CHAPTER XIX
PADDY THE BRICK INTERVENES
"I could not believe your voice." The heavy tones jarred across the quiet. "I could not believe that it was actually true!"
"Do you accept my offer?" Echo's voice was without a tremor; it held the same hard quality that controlled her features.
"Accept!" He came toward her—would have taken her hands, but that she drew back. "Do you remember what I told you that day in your garden, a year ago—that nothing counted, nothing but you? For you I would barter every ambition I have ever known. I would sell the world, if I had it!"
"When you told me that," she said steadily, "I answered that I did not love you. I have not changed in that regard, nor shall I ever change. I can bring you no love, but I can—can marry you."
He laughed harshly. "Very well; I would not have it different, after all. I am not made on the pattern of other men: I would rather take you against your will—you will be all the more mine! I love even that fine disdain of yours! For it shall not last—I swear that! You shall love me in the end, as I have loved you!"
"Loved!" she repeated, with an accent of chill and wondering scorn.
"Yes, loved!" The words were almost a cry: they held fierce protest, even anger, yet there was in them a kind of appeal that lent them a sombre and tragic dignity. "But you despised me! You had stood first of all things. But if you could be nothing to me, then the game I played stood second. I played, as always, to win. The cards fell oddly—your father's letters, no matter how, came into my hands. They were to my purpose, and I would have used them. Why should I hold back? Out of regard for him? I regard no man!"

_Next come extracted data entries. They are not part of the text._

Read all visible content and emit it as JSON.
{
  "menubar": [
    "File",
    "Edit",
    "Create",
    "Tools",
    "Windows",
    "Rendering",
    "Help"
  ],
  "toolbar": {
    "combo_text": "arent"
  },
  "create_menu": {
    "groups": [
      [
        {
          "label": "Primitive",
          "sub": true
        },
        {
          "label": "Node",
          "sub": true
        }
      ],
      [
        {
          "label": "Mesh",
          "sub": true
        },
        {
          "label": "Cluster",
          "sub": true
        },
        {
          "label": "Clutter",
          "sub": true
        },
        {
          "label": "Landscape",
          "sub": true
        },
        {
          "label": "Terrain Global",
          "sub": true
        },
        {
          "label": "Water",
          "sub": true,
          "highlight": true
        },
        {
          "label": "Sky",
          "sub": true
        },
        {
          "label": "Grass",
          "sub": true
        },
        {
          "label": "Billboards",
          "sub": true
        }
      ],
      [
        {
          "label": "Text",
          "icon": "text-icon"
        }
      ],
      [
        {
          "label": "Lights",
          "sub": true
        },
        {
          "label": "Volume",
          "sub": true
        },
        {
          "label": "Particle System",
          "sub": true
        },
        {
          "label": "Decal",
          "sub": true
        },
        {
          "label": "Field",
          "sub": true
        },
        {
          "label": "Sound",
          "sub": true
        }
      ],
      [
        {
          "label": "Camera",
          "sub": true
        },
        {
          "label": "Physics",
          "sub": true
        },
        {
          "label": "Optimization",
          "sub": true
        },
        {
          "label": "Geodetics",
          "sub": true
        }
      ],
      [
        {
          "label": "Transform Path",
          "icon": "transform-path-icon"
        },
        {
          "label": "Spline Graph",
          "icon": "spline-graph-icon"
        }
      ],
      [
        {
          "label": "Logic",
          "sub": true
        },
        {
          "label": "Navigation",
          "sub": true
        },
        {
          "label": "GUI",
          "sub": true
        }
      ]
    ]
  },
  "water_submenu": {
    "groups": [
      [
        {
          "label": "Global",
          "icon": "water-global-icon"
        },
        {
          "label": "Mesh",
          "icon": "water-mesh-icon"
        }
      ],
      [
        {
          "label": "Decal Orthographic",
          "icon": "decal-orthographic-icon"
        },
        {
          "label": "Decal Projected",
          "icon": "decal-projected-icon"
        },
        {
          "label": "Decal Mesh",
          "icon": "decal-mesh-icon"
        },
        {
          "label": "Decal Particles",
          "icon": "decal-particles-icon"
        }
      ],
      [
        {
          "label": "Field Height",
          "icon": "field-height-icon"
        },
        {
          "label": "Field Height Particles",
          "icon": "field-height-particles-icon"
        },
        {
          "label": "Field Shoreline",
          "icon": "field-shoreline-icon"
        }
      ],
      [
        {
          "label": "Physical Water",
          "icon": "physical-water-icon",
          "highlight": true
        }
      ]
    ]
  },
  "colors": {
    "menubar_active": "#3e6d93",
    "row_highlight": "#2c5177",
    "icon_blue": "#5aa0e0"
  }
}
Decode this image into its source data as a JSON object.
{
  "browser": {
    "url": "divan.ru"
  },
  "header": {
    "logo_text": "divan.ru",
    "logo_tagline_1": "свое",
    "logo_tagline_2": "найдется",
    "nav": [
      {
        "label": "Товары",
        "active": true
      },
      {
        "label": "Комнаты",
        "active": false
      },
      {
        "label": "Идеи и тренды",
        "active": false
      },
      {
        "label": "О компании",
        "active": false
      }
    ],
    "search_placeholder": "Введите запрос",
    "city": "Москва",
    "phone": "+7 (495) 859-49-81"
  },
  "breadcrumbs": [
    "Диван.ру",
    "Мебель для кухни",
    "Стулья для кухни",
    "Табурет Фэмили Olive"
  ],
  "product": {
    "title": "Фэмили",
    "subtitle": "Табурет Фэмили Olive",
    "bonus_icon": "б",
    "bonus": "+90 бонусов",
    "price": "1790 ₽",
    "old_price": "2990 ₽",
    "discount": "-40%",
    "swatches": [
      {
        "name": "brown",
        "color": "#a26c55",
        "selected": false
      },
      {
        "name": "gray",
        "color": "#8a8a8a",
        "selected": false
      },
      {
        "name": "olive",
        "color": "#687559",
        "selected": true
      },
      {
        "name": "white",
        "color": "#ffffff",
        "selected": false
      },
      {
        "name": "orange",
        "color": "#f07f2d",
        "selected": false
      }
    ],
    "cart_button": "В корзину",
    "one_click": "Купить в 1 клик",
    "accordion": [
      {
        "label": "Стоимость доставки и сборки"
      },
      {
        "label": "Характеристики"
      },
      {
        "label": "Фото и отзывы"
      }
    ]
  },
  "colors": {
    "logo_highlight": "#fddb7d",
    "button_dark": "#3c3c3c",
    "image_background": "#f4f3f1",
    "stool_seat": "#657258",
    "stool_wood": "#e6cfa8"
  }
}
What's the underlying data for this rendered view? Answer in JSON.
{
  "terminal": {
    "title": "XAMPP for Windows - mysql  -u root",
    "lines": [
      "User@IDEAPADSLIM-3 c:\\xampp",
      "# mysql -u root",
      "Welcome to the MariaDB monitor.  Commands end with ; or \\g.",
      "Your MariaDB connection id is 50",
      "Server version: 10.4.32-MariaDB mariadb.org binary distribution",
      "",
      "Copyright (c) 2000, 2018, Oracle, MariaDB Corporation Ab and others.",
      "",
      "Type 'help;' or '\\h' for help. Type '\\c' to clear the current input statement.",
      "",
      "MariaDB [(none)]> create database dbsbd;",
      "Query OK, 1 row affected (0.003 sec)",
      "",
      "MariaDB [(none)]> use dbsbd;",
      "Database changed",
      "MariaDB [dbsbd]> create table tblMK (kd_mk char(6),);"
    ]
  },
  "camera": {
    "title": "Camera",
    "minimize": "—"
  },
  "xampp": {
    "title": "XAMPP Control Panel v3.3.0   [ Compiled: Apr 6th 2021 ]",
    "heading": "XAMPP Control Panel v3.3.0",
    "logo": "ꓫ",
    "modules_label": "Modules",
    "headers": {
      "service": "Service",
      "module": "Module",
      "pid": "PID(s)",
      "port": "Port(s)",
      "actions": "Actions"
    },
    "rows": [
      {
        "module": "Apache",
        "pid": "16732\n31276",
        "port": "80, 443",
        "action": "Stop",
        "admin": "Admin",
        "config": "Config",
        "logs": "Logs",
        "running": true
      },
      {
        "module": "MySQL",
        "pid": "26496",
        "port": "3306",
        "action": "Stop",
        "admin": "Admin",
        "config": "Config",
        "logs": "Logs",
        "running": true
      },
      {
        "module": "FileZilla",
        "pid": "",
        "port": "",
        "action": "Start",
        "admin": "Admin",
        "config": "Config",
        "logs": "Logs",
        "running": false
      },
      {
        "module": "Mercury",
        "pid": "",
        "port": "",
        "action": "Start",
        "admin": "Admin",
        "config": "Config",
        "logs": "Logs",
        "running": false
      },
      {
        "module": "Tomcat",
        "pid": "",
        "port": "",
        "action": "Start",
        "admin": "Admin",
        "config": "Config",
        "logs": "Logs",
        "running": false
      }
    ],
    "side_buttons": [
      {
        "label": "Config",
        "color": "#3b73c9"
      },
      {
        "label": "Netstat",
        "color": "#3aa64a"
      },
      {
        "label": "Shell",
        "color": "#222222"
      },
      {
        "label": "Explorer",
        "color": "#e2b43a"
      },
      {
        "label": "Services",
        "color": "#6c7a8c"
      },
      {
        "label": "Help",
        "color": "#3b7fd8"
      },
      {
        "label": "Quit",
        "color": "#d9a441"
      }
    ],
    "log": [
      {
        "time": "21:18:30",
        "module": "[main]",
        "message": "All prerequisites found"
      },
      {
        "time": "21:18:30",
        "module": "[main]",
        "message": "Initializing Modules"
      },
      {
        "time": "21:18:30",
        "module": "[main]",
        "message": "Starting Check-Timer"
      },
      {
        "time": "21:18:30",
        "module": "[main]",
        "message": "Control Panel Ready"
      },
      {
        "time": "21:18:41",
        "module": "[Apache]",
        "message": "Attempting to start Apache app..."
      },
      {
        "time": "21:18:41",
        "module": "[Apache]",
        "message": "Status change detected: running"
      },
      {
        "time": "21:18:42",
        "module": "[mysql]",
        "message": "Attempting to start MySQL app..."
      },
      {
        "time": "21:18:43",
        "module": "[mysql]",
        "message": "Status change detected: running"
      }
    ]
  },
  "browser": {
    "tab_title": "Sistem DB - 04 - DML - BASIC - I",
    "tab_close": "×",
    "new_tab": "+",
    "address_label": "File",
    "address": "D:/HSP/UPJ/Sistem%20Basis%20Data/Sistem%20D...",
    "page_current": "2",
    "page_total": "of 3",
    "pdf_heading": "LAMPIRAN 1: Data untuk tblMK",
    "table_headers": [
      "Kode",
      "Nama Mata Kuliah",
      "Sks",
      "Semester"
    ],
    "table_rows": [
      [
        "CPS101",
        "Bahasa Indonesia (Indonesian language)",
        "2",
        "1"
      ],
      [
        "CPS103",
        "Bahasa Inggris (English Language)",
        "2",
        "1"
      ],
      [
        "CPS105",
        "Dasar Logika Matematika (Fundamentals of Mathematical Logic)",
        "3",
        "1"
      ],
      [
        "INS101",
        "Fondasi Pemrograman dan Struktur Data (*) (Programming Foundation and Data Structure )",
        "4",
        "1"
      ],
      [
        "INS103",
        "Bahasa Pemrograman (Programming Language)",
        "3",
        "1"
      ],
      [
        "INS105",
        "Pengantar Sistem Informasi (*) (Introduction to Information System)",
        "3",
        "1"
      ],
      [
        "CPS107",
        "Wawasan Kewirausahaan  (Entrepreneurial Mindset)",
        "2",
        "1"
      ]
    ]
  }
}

"Yet he is my father. And you profess—ah, if this is love, I had rather you hated me! I know nothing of a love that is neither brave nor compassionate, that strikes at the aged and defenceless and that is without—honour!"
He had not taken his eyes from her face, and now there grew in them a strange, haggard fire. Relentless and unscrupulous as was that love of his, Harry could have pitied him at that moment. "Honour?" he said. "It is an empty word to me! What is honour, what is anything, to me without you—Echo, Echo!"
"If you love me so—and now, indeed, I will believe it—give me the letters!" She took a step toward him, her hands clasped together. "Be as chivalrous as you are strong! Do not do this ignoble thing to break my life! I may be your friend, if not—that other. Surely you cannot want to take me at such a price! Do this and all my life long I will be grateful! Oh, I would ask you on my knees! Give me the letters!"
He looked at her where she stood breathlessly, with arms extended, her face bent and pleading, and the sight opened wide within him an abyss that thronged thick with evil passions. The gentler purpose that for a heart-beat had fluttered white wings above the chasm dropped plummet-like into the depths. Give her up? Now, when she came to him with her offer? Resign her—to that tippling dilettante, that flamboyant fop and fool who had drowned his success in a bottle? Not he! A savage elation sprang up in him.
"When you are my wife!" he said.
She straightened, withdrawing her arms with a little gesture of despair and relinquishment. "Where are the letters?"
He pointed to the safe. "They are there."
"When will you give them to me?"
"To-night—the same hour you marry me. You shall burn them if you like, here—in this very room—with your own hands."
"You swear?"
"I do. And whatever else men may say of me, there is no man living who can say I have ever lied."
There was an instant's silence and when Craig spoke again all feeling had vanished from his voice. He was once more the deliberate and incisive man of action. He snapped the lid of his watch.
"It is very late," he said, "but it can be managed. It shall be at the hotel—you can rest there while I make the necessary arrangements. My chauffeur is off-duty to-night, but it is only a block away, fortunately. Shall you mind walking?"
"No," she said, apathetically.
Harry was holding himself hard. They were going. He saw clearly his course of action. His two partners in that sorry escapade might have what they had come for—he could compound with them, could take the letters to the hotel and put them into Echo's hands. She would never need to know how he had gained them—that drunken episode, whose very memory must bring a shaming flush to his cheek, should be buried forever! The letters would not have come to her from Craig, and she would stand absolved of her promise. But even as this ran through his mind, fate thrust its hidden hand from the cloud.
"One moment," said Craig. "When I came in, it was beginning to rain. You will need a cloak of some sort." He turned abruptly to the curtained alcove.
The pressure on Harry's temple relaxed. The black mask thrust forward, the man with the sand-coloured hair parted the hangings—his outstretched arm shot out toward the advancing figure. Harry's gaze saw something red leap up from Craig's temple, even before the terrifying concussion rocked the room—a sound threaded by Echo's scream.
There was a rush, a curse and a scramble, flying feet and a dismayed shout from the hall—then a shocked quiet in which he stood disconcerted and appalled, staring between the shielding curtains, through pungent smoke-wreaths, at a girl, her hand over her eyes, who shrank in overmastering terror from a massive form that lay collapsed on the rug before her—Cameron Craig, inert and still, blind and deaf now to sight and sound, the brain empty of scheming, the full cup of his ambition dashed from his lips by the crashing bullet of a slinking house-breaker.